It seems like everyone and everything has gone ‘gluten-free‘ these days, but whether you think it’s a diet fad or not, there’s no denying the health benefits of this latest craze. I’m by no means completely gluten-free, but I do try to implement and substitute as much as I can to maintain a healthy day-to-day diet.
Being a huge Gwyneth Paltrow fan (and recipe book collector) I could hardly wait to get my hands on her second cookbook ‘It’s All Good‘ and recently ordered it for myself off of Amazon for a whopping $17.

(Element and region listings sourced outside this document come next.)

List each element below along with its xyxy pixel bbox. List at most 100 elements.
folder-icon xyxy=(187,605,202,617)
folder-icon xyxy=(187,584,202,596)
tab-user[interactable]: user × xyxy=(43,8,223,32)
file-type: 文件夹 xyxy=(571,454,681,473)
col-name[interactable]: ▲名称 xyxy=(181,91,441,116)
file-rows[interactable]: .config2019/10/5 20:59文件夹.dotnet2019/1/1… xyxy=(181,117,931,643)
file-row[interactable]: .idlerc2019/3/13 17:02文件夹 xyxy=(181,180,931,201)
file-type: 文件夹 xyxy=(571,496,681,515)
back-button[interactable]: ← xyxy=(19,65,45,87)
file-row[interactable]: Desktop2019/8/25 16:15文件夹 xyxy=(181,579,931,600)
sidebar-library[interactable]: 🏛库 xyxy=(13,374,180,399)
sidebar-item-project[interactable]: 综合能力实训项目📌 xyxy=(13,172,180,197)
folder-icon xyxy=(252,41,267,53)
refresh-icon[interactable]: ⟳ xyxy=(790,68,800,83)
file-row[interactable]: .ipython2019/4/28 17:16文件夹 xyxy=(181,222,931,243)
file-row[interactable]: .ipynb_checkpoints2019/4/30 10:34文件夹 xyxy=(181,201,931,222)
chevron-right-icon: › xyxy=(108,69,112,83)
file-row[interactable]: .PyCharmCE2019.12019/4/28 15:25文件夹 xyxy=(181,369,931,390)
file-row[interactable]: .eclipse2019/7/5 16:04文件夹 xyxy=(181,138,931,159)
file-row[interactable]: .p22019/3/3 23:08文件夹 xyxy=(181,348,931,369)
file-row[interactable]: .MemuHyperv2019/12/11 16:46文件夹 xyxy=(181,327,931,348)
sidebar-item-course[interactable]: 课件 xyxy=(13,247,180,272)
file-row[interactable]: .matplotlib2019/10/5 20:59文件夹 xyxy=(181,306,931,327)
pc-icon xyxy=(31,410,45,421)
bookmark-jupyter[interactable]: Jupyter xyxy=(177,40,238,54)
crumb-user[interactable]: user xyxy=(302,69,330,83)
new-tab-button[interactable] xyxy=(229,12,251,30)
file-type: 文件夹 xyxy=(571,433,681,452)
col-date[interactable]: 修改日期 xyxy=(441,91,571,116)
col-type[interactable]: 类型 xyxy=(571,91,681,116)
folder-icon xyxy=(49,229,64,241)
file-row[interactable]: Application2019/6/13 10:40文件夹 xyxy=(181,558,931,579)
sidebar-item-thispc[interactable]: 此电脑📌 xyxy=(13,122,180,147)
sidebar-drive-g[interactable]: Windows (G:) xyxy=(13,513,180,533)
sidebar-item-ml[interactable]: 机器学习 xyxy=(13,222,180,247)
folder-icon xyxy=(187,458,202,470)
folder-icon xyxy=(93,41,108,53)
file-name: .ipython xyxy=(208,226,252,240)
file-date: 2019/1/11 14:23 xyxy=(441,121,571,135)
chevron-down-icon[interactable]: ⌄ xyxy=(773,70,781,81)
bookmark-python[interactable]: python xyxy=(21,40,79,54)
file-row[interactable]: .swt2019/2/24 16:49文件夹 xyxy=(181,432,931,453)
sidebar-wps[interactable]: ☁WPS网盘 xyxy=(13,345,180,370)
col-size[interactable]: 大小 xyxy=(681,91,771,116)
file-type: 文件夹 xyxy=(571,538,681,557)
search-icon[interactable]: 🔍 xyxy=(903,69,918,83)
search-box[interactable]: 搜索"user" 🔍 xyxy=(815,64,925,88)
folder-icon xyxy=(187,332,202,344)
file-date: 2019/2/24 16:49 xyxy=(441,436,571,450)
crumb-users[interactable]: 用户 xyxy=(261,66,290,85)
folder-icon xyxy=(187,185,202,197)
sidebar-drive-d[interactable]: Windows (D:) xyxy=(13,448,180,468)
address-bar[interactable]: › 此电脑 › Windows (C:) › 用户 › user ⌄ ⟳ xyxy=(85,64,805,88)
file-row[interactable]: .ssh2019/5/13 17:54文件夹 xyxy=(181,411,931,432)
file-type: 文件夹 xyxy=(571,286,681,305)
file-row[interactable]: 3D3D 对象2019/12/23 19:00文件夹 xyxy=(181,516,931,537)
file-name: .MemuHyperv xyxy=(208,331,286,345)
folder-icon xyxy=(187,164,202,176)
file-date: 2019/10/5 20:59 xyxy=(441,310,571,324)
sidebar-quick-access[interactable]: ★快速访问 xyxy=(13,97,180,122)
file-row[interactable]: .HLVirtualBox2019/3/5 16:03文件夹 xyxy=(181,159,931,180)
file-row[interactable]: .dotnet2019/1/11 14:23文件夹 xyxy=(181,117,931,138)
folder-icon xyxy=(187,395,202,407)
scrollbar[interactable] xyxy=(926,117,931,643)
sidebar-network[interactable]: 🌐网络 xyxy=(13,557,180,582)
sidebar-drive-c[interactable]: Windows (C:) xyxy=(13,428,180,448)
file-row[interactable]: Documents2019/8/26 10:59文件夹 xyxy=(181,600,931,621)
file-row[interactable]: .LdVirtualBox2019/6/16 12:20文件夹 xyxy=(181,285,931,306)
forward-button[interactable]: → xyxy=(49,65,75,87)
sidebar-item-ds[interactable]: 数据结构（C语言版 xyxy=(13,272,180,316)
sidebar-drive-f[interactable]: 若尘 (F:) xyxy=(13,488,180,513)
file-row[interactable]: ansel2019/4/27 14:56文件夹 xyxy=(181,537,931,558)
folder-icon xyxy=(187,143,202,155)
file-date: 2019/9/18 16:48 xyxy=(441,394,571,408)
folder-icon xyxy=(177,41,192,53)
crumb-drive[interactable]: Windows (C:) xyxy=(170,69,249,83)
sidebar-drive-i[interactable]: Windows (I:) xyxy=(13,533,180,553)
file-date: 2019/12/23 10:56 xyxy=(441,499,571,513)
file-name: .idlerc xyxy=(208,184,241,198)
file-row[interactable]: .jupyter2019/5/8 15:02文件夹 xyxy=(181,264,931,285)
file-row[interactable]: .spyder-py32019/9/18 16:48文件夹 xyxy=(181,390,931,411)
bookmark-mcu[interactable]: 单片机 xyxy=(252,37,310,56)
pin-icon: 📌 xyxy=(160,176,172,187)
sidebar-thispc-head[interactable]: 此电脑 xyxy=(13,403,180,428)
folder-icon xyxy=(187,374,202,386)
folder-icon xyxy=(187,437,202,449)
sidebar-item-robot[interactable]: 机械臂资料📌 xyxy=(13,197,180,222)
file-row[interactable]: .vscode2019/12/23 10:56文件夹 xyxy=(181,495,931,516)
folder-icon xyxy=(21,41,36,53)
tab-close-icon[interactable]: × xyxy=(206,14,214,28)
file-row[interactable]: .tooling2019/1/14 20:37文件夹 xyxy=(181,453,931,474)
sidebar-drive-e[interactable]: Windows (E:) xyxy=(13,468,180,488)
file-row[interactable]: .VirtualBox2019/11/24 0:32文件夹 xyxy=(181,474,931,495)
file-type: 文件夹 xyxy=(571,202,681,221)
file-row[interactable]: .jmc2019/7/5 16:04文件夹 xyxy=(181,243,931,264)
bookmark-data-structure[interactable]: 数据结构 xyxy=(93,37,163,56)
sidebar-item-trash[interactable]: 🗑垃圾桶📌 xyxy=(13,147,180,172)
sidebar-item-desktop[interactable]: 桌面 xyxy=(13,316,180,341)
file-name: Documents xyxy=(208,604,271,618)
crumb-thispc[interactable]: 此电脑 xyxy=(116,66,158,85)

One recipe from Gwyneth’s latest book that I find myself making over and over, consuming daily, and telling every person nearby about, is her gluten-free granola. Normally making your own granola can be rather time consuming, and buying granola from your local grocery store is often so packed with sugar, it can hardly be considered a healthy start to your day.
Not only does this recipe take only half an hour to make from start to finish, but you can customize it to suit your own tastes, or change it up every time you make it! Here I’ve added my own tropical twist to her recipe, with recommendations for what I like to mix into my own versions. Enjoy!
Recipe: Gluten-Free Granola
1/2 cup extra-virgin olive oil
1/2 high-quality maple syrup
3 cups quinoa flakes
Pinch of coarse sea salt
1 cup of coconut flakes (optional, but Gracie recommended!)
1 – Preheat the over to 400F
2 – Whisk together the olive oil and maple syrup in a large mixing bowl. Add the quinoa flakes and fold thoroughly to combine with the liquid mixture.
3 – Evenly spread the quinoa on a parchment-lined baking sheet and sprinkle with a pinch of salt.
4 – Roast, stirring now and then until the flakes are dried and crunchy and a lovely golden brown. About 25 minutes. I recommend tossing the flakes half way through to ensure an even roast. If adding coconut flakes, mix them in at the half way point as you toss.
5 – Remove quinoa from the oven and let cool completely. Once completely cool you can add whatever ingredients you like! My personal favourites are chopped pumpkin seeds and dried cranberries. I enjoy my gluten-free granola with coconut or almond milk, and top with chia seeds, goji berries, raw cacao and fresh berries if I have them.
*Be sure to store your gluten-free granola in an air-tight glass jar, it will last up to 2 weeks! Makes approximately 12 half cup servings.